Михаил Винницкий лениво поднялся и взмахнул рукой с бриллиантовым перстнем из ложи не ниже, чем Ленин своей кепкой с броневика.

Между рядов прошелестели налётчики с огромными подносами. Неработающая часть бригады Винницкого ощупывала оцепеневший зал дулами стволов. Что касается норковых шуб и прочих меховых излишеств буржуазии, то их вытаскали из гардероба ещё до начала этого представления.

Когда Сеня Вол подбил бабки театрального вечера и доложил о размере выручки Винницкому, тот сходу допетрял, что золотой гроб со скелетом таки-да приносит исключительный фарт.


* * *
Ровно через неделю после того, как Соня Золотая Ручка умудрилась сделать семь налетов за один день, а в зоологическом саду подох шакал, в Одессе установилась Советская власть.
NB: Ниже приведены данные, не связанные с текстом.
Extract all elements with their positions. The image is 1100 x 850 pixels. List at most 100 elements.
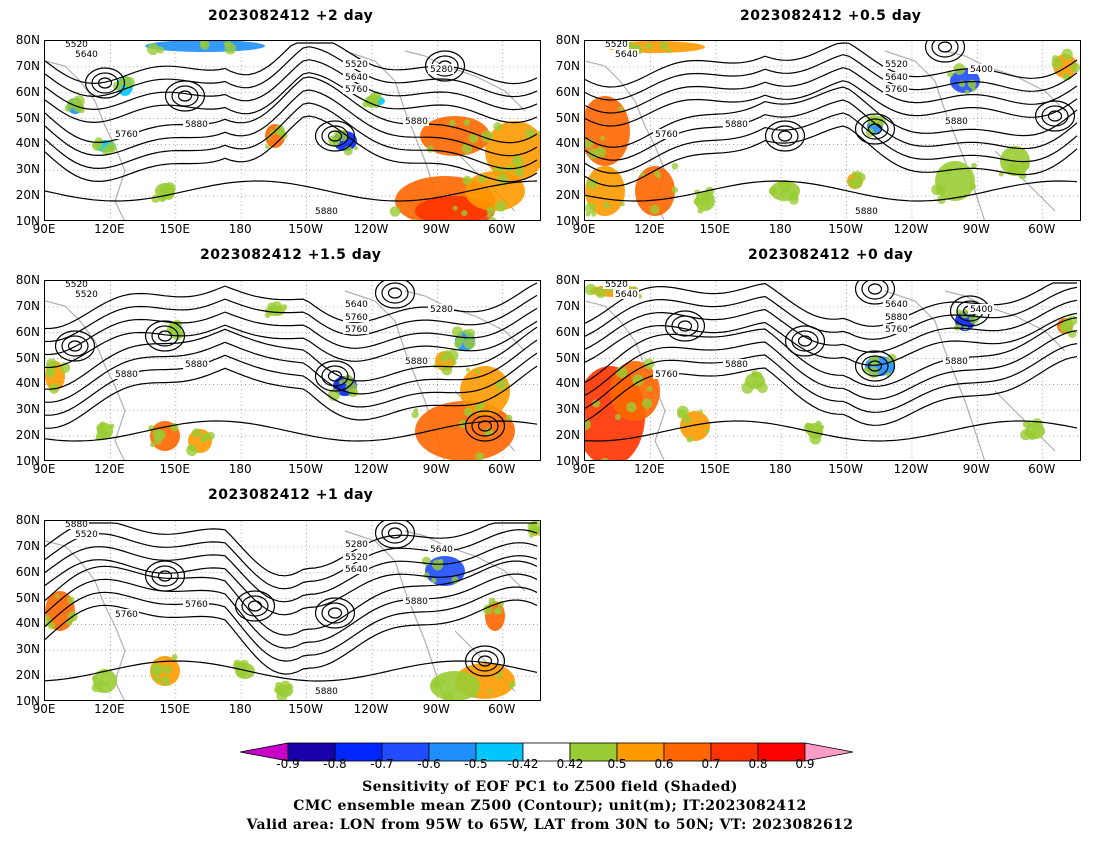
contour-label-bg: [428, 304, 454, 314]
contour-line: [45, 115, 538, 183]
shading-patch: [585, 166, 625, 216]
lat-label: 10N: [15, 694, 40, 708]
shading-speckle: [264, 312, 271, 318]
contour-label: 5640: [343, 299, 369, 310]
shading-speckle: [471, 691, 478, 698]
shading-patch: [415, 401, 515, 460]
lat-label: 20N: [15, 428, 40, 443]
lat-label: 60N: [15, 324, 40, 339]
contour-label-bg: [613, 49, 639, 59]
contour-label-text: 5640: [345, 565, 368, 575]
low-center-ring: [157, 330, 173, 342]
shading-speckle: [186, 444, 198, 457]
contour-label: 5760: [343, 324, 369, 335]
contour-label: 5760: [113, 129, 139, 140]
shading-speckle: [619, 201, 625, 207]
contour-label: 5520: [73, 529, 99, 540]
contour-label-bg: [343, 84, 369, 94]
lon-label: 120E: [94, 702, 125, 716]
shading-speckle: [171, 654, 178, 661]
caption-line-1: Sensitivity of EOF PC1 to Z500 field (Sh…: [362, 779, 738, 795]
contour-label-text: 5640: [430, 545, 453, 555]
contour-label-text: 5760: [345, 85, 368, 95]
shading-speckle: [700, 195, 711, 207]
shading-speckle: [275, 681, 282, 689]
shading-speckle: [751, 371, 757, 377]
z500-contours: [45, 281, 538, 442]
shading-speckle: [411, 411, 419, 419]
lon-label: 150W: [288, 702, 323, 716]
lat-label: 80N: [15, 273, 40, 287]
shading-speckle: [768, 187, 777, 196]
shading-speckle: [1065, 74, 1072, 81]
shading-patch: [430, 671, 480, 700]
shading-speckle: [160, 676, 171, 687]
shading-speckle: [682, 415, 692, 424]
shading-speckle: [586, 177, 598, 190]
shading-speckle: [345, 381, 357, 393]
contour-label-bg: [183, 119, 209, 129]
contour-line: [585, 299, 1078, 353]
contour-label-text: 5640: [75, 50, 98, 60]
contour-label-text: 5880: [405, 597, 428, 607]
shading-speckle: [944, 167, 953, 176]
contour-label-text: 5760: [655, 370, 678, 380]
contour-label-text: 5880: [115, 370, 138, 380]
contour-label-text: 5640: [615, 290, 638, 300]
lon-label: 120E: [94, 462, 125, 476]
lon-label: 150E: [699, 222, 731, 236]
contour-label-text: 5880: [405, 357, 428, 367]
contour-label-bg: [343, 299, 369, 309]
lat-label: 70N: [15, 58, 40, 73]
lon-label: 90W: [422, 222, 450, 236]
lon-label: 90E: [32, 462, 56, 476]
shading-speckle: [461, 210, 468, 217]
coastline-asia: [45, 300, 126, 460]
shading-speckle: [1052, 55, 1059, 62]
low-center-ring: [91, 72, 119, 94]
colorbar-tick-label: 0.9: [795, 757, 815, 771]
lat-label: 10N: [15, 214, 40, 228]
low-center-ring: [387, 287, 403, 299]
gridlines: [585, 41, 1080, 220]
lat-label: 80N: [555, 273, 580, 287]
shading-speckle: [463, 407, 473, 417]
contour-line: [585, 54, 1078, 101]
lat-label: 30N: [15, 402, 40, 417]
contour-label: 5640: [613, 49, 639, 60]
contour-label-bg: [343, 539, 369, 549]
lon-label: 90W: [962, 222, 990, 236]
lat-label: 30N: [555, 162, 580, 177]
contour-label-bg: [183, 359, 209, 369]
contour-line: [45, 46, 538, 98]
contour-line: [45, 365, 538, 429]
low-center-ring: [854, 350, 896, 382]
low-center-ring: [771, 125, 799, 147]
contour-label-bg: [343, 312, 369, 322]
contour-label-bg: [883, 299, 909, 309]
shading-patch: [635, 166, 675, 216]
contour-line: [585, 317, 1078, 387]
shading-speckle: [465, 367, 470, 372]
shading-speckle: [529, 533, 534, 538]
lat-label: 60N: [15, 84, 40, 99]
shading-speckle: [693, 198, 701, 205]
colorbar-tick-label: -0.7: [370, 757, 394, 771]
shading-speckle: [160, 196, 166, 202]
lon-label: 150E: [159, 462, 191, 476]
contour-line: [585, 312, 1078, 366]
low-center-ring: [764, 120, 806, 152]
lat-label: 10N: [555, 454, 580, 468]
contour-line: [45, 59, 538, 111]
lon-label: 150E: [159, 702, 191, 716]
contour-label-bg: [653, 369, 679, 379]
low-center-ring: [784, 325, 826, 357]
low-center-ring: [1047, 110, 1063, 122]
contour-label-bg: [968, 304, 994, 314]
lon-label: 60W: [1028, 462, 1056, 476]
shading-speckle: [96, 423, 106, 433]
contour-line: [585, 42, 1078, 88]
shading-speckle: [462, 175, 472, 185]
low-center-ring: [861, 118, 889, 140]
low-center-ring: [314, 120, 356, 152]
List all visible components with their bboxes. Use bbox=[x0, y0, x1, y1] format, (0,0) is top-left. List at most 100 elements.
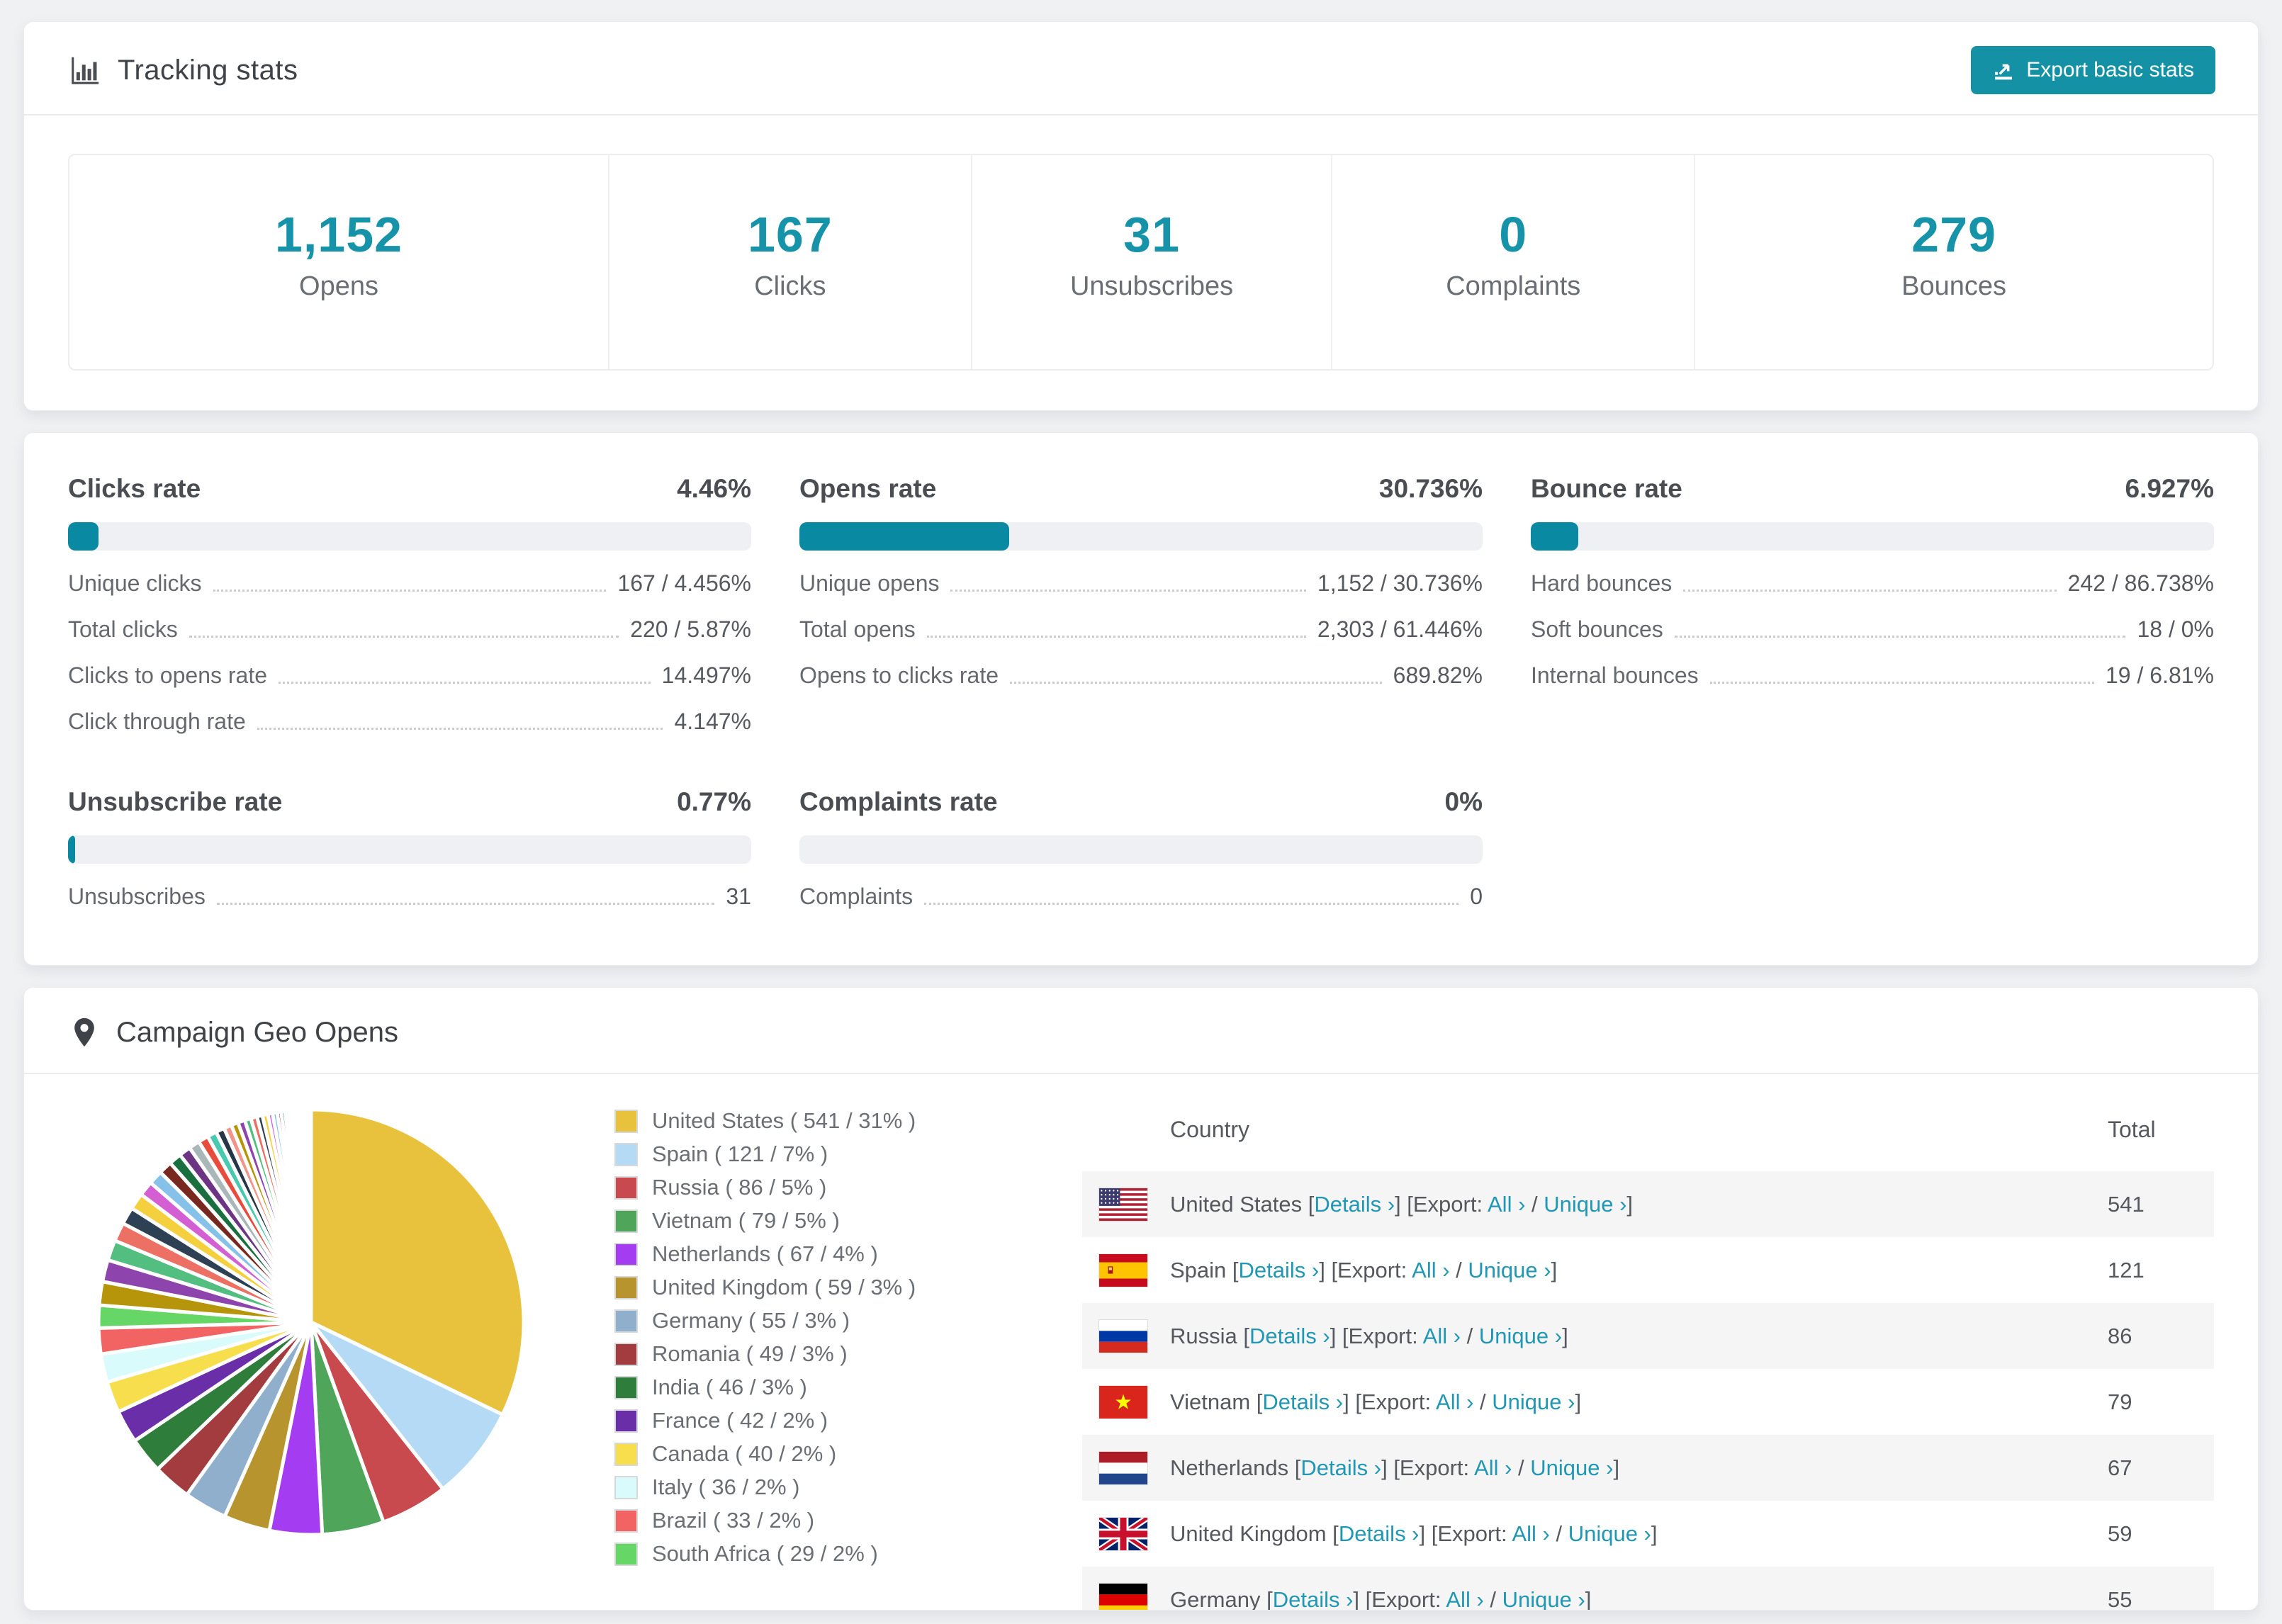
export-unique-link[interactable]: Unique › bbox=[1492, 1389, 1575, 1414]
legend-label: India ( 46 / 3% ) bbox=[652, 1375, 807, 1399]
export-unique-link[interactable]: Unique › bbox=[1530, 1455, 1614, 1480]
pie-legend: United States ( 541 / 31% ) Spain ( 121 /… bbox=[614, 1108, 1040, 1574]
country-cell: Spain [Details ›] [Export: All › / Uniqu… bbox=[1170, 1257, 1558, 1282]
details-link[interactable]: Details › bbox=[1249, 1323, 1330, 1348]
rate-title: Complaints rate bbox=[799, 787, 998, 816]
es-flag-icon bbox=[1099, 1253, 1147, 1287]
details-link[interactable]: Details › bbox=[1272, 1586, 1354, 1611]
rate-row: Opens to clicks rate 689.82% bbox=[799, 662, 1483, 689]
total-cell: 121 bbox=[2108, 1257, 2145, 1282]
legend-swatch bbox=[614, 1142, 638, 1166]
rate-row-value: 4.147% bbox=[674, 709, 751, 734]
legend-swatch bbox=[614, 1175, 638, 1200]
rate-row: Clicks to opens rate 14.497% bbox=[68, 662, 751, 689]
rate-row: Complaints 0 bbox=[799, 884, 1483, 910]
country-cell: Russia [Details ›] [Export: All › / Uniq… bbox=[1170, 1323, 1568, 1348]
export-all-link[interactable]: All › bbox=[1474, 1455, 1512, 1480]
rate-row-label: Unsubscribes bbox=[68, 884, 206, 909]
stat-value: 0 bbox=[1499, 206, 1528, 262]
rate-row-label: Click through rate bbox=[68, 709, 246, 734]
legend-label: Canada ( 40 / 2% ) bbox=[652, 1441, 837, 1466]
export-unique-link[interactable]: Unique › bbox=[1502, 1586, 1585, 1611]
rate-value: 6.927% bbox=[2125, 474, 2215, 503]
rate-row-value: 14.497% bbox=[661, 662, 751, 688]
country-cell: Netherlands [Details ›] [Export: All › /… bbox=[1170, 1455, 1620, 1480]
dotted-leader bbox=[1683, 590, 2057, 592]
total-cell: 55 bbox=[2108, 1586, 2132, 1611]
legend-item-russia: Russia ( 86 / 5% ) bbox=[614, 1175, 1040, 1200]
page-title: Tracking stats bbox=[118, 54, 298, 86]
total-cell: 67 bbox=[2108, 1455, 2132, 1480]
rate-row-label: Unique clicks bbox=[68, 570, 202, 596]
rate-row-label: Opens to clicks rate bbox=[799, 662, 999, 688]
details-link[interactable]: Details › bbox=[1300, 1455, 1382, 1480]
rate-block-unsubscribe-rate: Unsubscribe rate 0.77% Unsubscribes 31 bbox=[68, 787, 751, 910]
rate-row-label: Unique opens bbox=[799, 570, 940, 596]
rate-title: Opens rate bbox=[799, 474, 937, 503]
ru-flag-icon bbox=[1099, 1319, 1147, 1353]
legend-item-united-states: United States ( 541 / 31% ) bbox=[614, 1108, 1040, 1134]
export-unique-link[interactable]: Unique › bbox=[1468, 1257, 1551, 1282]
rate-row-value: 18 / 0% bbox=[2137, 616, 2214, 642]
tracking-stats-header: Tracking stats bbox=[68, 54, 298, 86]
details-link[interactable]: Details › bbox=[1338, 1521, 1420, 1546]
stat-cell-opens: 1,152 Opens bbox=[69, 155, 610, 369]
rate-value: 0% bbox=[1444, 787, 1483, 816]
legend-item-netherlands: Netherlands ( 67 / 4% ) bbox=[614, 1241, 1040, 1267]
details-link[interactable]: Details › bbox=[1314, 1191, 1395, 1217]
geo-table-row-nl: Netherlands [Details ›] [Export: All › /… bbox=[1082, 1435, 2214, 1501]
export-all-link[interactable]: All › bbox=[1422, 1323, 1461, 1348]
export-all-link[interactable]: All › bbox=[1488, 1191, 1526, 1217]
tracking-stats-card: Tracking stats Export basic stats 1,152 O… bbox=[23, 21, 2259, 411]
legend-label: Romania ( 49 / 3% ) bbox=[652, 1341, 848, 1366]
rate-progress-track bbox=[68, 522, 751, 551]
export-unique-link[interactable]: Unique › bbox=[1478, 1323, 1563, 1348]
legend-swatch bbox=[614, 1242, 638, 1266]
de-flag-icon bbox=[1099, 1583, 1147, 1610]
pie-slice-0 bbox=[309, 1107, 526, 1417]
stat-value: 279 bbox=[1911, 206, 1996, 262]
rate-row-value: 31 bbox=[726, 884, 751, 909]
export-all-link[interactable]: All › bbox=[1412, 1257, 1450, 1282]
header-total: Total bbox=[2108, 1117, 2156, 1142]
rate-row-value: 0 bbox=[1470, 884, 1483, 909]
rate-block-bounce-rate: Bounce rate 6.927% Hard bounces 242 / 86.73… bbox=[1531, 474, 2214, 735]
stat-label: Bounces bbox=[1901, 271, 2006, 301]
stat-cell-complaints: 0 Complaints bbox=[1332, 155, 1696, 369]
pie-slice-53 bbox=[308, 1107, 313, 1324]
export-basic-stats-button[interactable]: Export basic stats bbox=[1971, 46, 2215, 94]
export-icon bbox=[1995, 64, 2013, 80]
legend-swatch bbox=[614, 1275, 638, 1299]
geo-table-row-ru: Russia [Details ›] [Export: All › / Uniq… bbox=[1082, 1303, 2214, 1369]
legend-item-italy: Italy ( 36 / 2% ) bbox=[614, 1474, 1040, 1500]
details-link[interactable]: Details › bbox=[1238, 1257, 1320, 1282]
export-all-link[interactable]: All › bbox=[1436, 1389, 1474, 1414]
rate-row: Unique clicks 167 / 4.456% bbox=[68, 570, 751, 597]
header-country: Country bbox=[1170, 1117, 1250, 1142]
legend-label: Spain ( 121 / 7% ) bbox=[652, 1141, 828, 1166]
rate-title: Clicks rate bbox=[68, 474, 201, 503]
vn-flag-icon bbox=[1099, 1385, 1147, 1419]
dotted-leader bbox=[924, 903, 1459, 905]
export-unique-link[interactable]: Unique › bbox=[1544, 1191, 1627, 1217]
campaign-geo-opens-card: Campaign Geo Opens United States ( 541 /… bbox=[23, 987, 2259, 1611]
export-all-link[interactable]: All › bbox=[1446, 1586, 1484, 1611]
legend-swatch bbox=[614, 1109, 638, 1133]
rate-row: Total opens 2,303 / 61.446% bbox=[799, 616, 1483, 643]
export-unique-link[interactable]: Unique › bbox=[1568, 1521, 1651, 1546]
stat-value: 31 bbox=[1123, 206, 1181, 262]
rate-progress-track bbox=[799, 522, 1483, 551]
geo-table-row-us: United States [Details ›] [Export: All ›… bbox=[1082, 1171, 2214, 1237]
details-link[interactable]: Details › bbox=[1262, 1389, 1344, 1414]
rate-progress-track bbox=[68, 835, 751, 864]
legend-swatch bbox=[614, 1442, 638, 1466]
legend-swatch bbox=[614, 1542, 638, 1566]
rate-row: Unsubscribes 31 bbox=[68, 884, 751, 910]
stat-cell-unsubscribes: 31 Unsubscribes bbox=[972, 155, 1333, 369]
rate-progress-fill bbox=[68, 835, 75, 864]
rate-row-value: 167 / 4.456% bbox=[617, 570, 751, 596]
rate-block-clicks-rate: Clicks rate 4.46% Unique clicks 167 / 4.456… bbox=[68, 474, 751, 735]
export-all-link[interactable]: All › bbox=[1512, 1521, 1550, 1546]
legend-item-united-kingdom: United Kingdom ( 59 / 3% ) bbox=[614, 1275, 1040, 1300]
us-flag-icon bbox=[1099, 1188, 1147, 1221]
Советы первым делом похоронили восставшего против родного папы большевика Кангуна, героически погибшего в перестрелке с гайдамаками, а потом наглядно стали доказывать Одессе, они тоже умеют по-быстрому делать из людей главные приложения до анатомического театра. Прошло немножко времени и большевики начали шмонать город с таким знанием дела, что эта учёность сходу не понравилась Винницкому. Король Молдаванки быстро догнал: если свежая власть со своими закидонами по конфискации продержится хотя бы год — все налетчики останутся без работы. До своего фарта Советская власть не нарвалась на характер Винницкого и стала перемерять город, вычисляя, на какие квадратные метры он богат. Винницкий немножко успокоился и первым делом скомандовал экспроприировать у большевиков золотые излишки, изъятые на раздувание пламени революции в мировом масштабе и собственных нужд.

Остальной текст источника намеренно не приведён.